Bamboo vs Metal Knitting Needles
Which material you use really comes down to personal preference. I generally recommend bamboo or wood needles for beginners as there is slightly more resistance than metal knitting needles so the stitches are less likely to slide off – and you don’t want to be having to deal with picking up dropped stitches when you’re just learning – it’s far too stressful!
Once you get more confident and maybe want to work at a slightly faster rate then it may make sense to migrate to metal needles which are just that bit more ‘slippery’.
Best Knitting Needles For Beginners & Children
So by now you might be starting to put it all together right?
Whether you’re 8 or 88, beginners are best with bamboo or wooden needles as their rougher surface means stitches are less likely to slide off unintentionally.
Straight needles are generally easier to handle at first, especially for a child’s smaller hands.
As for size, chunky is always good!
It can take a little while for the knitting knack to kick in, so while you’re practising I recommend using bigger needles (10 or 12mm) and chunky wool (size 5 bulky or size 6 super bulky) to help you see how the loops work together.
Best Knitting Needles for Specialist Yarns
Once you have more knitting experience you’ll start to notice the characteristics of different yarn materials.
Some, like cotton, linen and silk are more slippery and can fall off the needle easily. You may prefer to use wooden and bamboo needles with these.
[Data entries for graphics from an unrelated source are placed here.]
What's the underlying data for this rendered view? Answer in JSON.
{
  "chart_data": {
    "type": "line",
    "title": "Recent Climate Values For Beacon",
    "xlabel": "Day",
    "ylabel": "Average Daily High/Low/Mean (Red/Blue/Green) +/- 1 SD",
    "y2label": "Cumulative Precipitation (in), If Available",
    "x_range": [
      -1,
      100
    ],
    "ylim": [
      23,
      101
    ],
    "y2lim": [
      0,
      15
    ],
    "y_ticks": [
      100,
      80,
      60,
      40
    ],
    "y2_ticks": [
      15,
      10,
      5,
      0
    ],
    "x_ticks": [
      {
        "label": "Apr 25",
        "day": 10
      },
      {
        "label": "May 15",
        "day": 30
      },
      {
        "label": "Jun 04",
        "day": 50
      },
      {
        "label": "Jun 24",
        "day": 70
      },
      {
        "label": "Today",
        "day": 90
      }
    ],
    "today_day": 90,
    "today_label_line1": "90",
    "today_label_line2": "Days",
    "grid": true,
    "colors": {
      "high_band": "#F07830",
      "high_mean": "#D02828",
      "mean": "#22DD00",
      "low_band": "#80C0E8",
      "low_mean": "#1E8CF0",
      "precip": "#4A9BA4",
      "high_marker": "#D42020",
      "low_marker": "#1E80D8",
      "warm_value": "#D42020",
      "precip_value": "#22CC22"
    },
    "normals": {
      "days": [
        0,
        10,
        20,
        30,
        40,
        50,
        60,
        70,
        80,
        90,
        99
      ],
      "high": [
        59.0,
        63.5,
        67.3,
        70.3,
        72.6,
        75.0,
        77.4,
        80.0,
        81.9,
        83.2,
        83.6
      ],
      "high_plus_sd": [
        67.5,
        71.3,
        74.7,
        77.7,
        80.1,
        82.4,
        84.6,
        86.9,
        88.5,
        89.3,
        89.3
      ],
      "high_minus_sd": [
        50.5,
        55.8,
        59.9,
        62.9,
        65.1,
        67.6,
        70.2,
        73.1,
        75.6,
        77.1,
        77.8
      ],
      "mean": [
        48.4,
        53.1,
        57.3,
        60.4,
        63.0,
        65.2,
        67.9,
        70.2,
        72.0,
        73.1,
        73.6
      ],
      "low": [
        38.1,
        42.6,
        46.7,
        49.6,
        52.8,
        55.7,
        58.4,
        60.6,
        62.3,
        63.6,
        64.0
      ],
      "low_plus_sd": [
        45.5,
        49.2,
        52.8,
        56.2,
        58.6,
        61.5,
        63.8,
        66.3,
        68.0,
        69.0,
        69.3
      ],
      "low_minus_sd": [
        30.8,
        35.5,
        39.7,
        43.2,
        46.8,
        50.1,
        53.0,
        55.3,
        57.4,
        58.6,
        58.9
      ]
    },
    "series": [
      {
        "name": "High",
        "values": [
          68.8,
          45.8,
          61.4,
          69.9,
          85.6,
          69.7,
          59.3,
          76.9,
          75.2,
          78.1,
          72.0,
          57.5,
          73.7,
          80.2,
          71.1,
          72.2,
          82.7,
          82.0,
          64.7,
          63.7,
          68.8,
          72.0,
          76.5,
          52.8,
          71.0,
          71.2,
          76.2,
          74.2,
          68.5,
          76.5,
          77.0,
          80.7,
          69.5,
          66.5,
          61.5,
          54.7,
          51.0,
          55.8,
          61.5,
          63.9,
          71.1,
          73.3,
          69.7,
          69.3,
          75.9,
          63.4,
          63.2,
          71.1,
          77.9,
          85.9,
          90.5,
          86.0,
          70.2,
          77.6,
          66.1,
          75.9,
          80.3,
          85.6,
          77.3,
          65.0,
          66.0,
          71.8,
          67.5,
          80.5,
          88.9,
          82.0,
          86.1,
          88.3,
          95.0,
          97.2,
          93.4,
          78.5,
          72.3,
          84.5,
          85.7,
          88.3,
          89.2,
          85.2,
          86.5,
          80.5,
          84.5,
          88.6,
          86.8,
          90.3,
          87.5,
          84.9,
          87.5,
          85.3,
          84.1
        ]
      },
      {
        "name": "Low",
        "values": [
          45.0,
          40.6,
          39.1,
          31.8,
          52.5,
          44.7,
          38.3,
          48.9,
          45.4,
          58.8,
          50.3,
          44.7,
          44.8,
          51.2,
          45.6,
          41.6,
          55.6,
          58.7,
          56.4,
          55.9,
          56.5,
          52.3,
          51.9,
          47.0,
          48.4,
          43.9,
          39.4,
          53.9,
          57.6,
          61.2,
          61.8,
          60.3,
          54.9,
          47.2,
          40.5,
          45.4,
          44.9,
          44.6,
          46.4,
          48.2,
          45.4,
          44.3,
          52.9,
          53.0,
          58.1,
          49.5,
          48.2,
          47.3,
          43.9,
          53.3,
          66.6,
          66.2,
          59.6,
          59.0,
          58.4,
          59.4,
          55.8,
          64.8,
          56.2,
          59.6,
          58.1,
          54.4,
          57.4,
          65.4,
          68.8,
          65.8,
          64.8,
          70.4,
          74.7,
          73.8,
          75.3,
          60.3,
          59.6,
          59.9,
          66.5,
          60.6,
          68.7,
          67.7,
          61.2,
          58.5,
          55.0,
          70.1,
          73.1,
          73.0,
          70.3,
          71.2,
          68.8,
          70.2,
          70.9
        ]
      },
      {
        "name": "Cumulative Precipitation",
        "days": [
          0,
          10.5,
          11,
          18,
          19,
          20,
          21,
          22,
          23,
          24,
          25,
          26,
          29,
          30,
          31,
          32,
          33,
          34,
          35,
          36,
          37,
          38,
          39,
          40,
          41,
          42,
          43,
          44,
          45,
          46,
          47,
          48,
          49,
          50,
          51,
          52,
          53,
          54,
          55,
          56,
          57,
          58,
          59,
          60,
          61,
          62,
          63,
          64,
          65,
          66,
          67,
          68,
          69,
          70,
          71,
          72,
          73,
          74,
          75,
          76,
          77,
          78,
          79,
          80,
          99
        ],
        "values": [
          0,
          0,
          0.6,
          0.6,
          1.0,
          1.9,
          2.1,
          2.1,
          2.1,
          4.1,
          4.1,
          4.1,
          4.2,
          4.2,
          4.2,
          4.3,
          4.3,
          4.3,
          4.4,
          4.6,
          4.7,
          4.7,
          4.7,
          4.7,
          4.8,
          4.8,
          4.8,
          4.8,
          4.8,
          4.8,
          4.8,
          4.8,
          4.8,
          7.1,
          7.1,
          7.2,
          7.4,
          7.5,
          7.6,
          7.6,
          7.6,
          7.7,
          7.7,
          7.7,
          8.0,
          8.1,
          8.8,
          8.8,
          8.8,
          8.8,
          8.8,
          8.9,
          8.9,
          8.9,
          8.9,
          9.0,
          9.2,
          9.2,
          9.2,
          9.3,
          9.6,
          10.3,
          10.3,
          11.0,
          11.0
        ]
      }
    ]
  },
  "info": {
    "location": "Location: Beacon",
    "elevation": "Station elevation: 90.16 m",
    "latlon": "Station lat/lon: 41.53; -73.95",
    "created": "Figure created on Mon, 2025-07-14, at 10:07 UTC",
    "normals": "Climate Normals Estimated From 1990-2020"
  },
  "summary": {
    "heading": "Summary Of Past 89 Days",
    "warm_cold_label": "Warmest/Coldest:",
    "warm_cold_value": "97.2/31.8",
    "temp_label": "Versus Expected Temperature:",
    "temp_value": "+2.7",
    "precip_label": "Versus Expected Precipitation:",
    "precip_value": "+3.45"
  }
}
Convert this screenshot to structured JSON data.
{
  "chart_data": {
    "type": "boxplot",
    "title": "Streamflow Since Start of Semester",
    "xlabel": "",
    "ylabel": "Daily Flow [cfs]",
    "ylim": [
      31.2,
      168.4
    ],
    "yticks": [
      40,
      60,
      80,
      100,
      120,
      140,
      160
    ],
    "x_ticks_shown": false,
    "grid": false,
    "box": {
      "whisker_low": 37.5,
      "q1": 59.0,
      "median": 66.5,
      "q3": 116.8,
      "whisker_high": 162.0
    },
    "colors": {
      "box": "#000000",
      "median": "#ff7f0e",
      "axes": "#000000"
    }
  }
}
Certain wools with a fluffier or catchy feel to them such as mohair, alpaca or man made acrylics tend to slide more slowly along the needle so you may prefer a more slippery metal needle to compensate.
Pointy or not pointy? That all depends on…. yep you guessed it…. your yarn, or if you’re a ‘tapper’.
Some faster knitters love a good point to their needle, especially these favourite HIYA HIYA pointy needles for faster working, but if you tend to ‘tap’ the end of the needle with your fingertip as you move your stitches along this can get quite painful!
Best Knitting Needles For Arthritis and Carpal Tunnel Syndrome
Knitting can be very addictive and even though your hands and wrists may be causing you agony if you suffer with arthritis or carpel tunnel syndrome, that temptation of ‘just one more row’ can be too much to bear once you’ve caught the knitting bug.
These conditions tend to cause more pain and inflammation the harder your hands have to work, so the trick is to minimise any movement in your stitching and in the weight that you wrists are carrying. Circular needles are invaluable here for transferring the weight of your project to your lap.
Metal needles may move more smoothly for fast knitters, but softer materials such as bamboo or wood are generally recommended as they have slightly less resistance when clashed together and can be easier on the joints.
Best Way to store Knitting Needles
Of course now you’ve made the decision which needles to buy you need somewhere to keep them safe and protected, because let’s face it not everyone thinks pointy sticks should be left down the back of the sofa!
There are a million and one (ok maybe a few hundred) options for storage bags on the internet, you can check out some of my favourites (including these really nifty ones with yarn storage) in my AMAZON SHOP.
There’s every reason to get creative here though, if you’re planning to switch between projects regularly then a simple pot or jar on your craft table is perfect.
If you need to travel with your projects (you will once you develop the addiction, believe me) then you might find a fabric roll is better for you.
Top prize goes to one of my customers who turned a wine box on it’s side and uses the bottle compartments to separate her different sized needles!